Shipbrook Castle near Davenham in Cheshire was a Norman castle situated beside the River Dane, the exact site of which is now unknown. Davenham is recorded in the Domesday Book as Devenham. Its name means "hamlet on the River Dane". The site of the Norman Shipbrook Castle by the River Dane is indicated by the name of Castle Hill, between Shipbrook Bridge and Shipbrook Hill Farm, but no traces now remain. The site of the castle is thought to be on Castle Hill near Shipbrook Bridge. Castles such as Shipbrook were built during the Welsh Wars. It was demolished in about 1850.

==Vernon family of Shipbrook==

Arms of Vernon of Shipbrook

William de Vernon arrived in England at the time of the Norman Conquest and was granted lands in the County Palatine of Chester under the patronage of Hugh d'Avranches, 1st Earl of Chester.
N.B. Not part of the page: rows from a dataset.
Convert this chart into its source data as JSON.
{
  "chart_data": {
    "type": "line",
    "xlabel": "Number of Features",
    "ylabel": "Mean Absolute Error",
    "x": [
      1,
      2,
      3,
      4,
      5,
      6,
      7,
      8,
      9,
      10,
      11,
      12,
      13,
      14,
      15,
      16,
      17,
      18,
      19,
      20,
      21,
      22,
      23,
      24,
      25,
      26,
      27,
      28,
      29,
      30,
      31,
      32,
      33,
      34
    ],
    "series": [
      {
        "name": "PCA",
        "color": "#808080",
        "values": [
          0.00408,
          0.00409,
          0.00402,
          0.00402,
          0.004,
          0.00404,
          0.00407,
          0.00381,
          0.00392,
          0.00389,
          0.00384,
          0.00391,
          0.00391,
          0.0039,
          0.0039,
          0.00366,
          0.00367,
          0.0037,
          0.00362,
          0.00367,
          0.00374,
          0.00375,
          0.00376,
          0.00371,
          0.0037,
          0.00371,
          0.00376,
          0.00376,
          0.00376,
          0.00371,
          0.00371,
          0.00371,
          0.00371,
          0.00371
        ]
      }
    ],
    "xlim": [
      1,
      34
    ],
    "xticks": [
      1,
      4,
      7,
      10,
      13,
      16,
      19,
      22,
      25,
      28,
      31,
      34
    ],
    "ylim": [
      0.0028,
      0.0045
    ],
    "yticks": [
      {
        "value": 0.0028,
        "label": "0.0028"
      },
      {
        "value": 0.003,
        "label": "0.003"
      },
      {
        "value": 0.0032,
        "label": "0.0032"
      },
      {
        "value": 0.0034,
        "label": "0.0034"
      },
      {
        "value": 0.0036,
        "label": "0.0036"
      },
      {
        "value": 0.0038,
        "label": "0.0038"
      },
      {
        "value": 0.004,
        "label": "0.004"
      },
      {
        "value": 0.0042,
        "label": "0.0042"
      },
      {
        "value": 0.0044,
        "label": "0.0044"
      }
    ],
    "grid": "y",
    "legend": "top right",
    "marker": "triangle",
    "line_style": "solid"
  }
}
His son Richard was created a baron and was seated at Shipbrook.

Warine Vernon, elder son of the 4th Baron, had no male heir and his extensive estate was divided between his daughters and his brother Ralph, Rector of Hanwell. Ralph's son, also Ralph (b.1241), was reputed to have lived so long he earned the soubriquet "The Old Liver". His heir was Sir Richard, son of his second marriage to Matilda Grosvenor of Kinderton, Cheshire. The Barony expired when his grandson Sir Richard, was captured after the Battle of Shrewsbury in 1403 and executed for treason.

Branches of the family flourished and its influence spread beyond Cheshire over the following centuries, partly as a result of judicious intermarriage. (See Vernon family).

===Earl of Shipbrook===
In 1777 Francis Vernon, 1st Earl of Shipbrook (1715 – 15 October 1783), was created Earl of Shipbrook, in the Peerage of Ireland. The full title was "Earl of Shipbrooke of Newry in the County of Down in the said Kingdom" (of Ireland).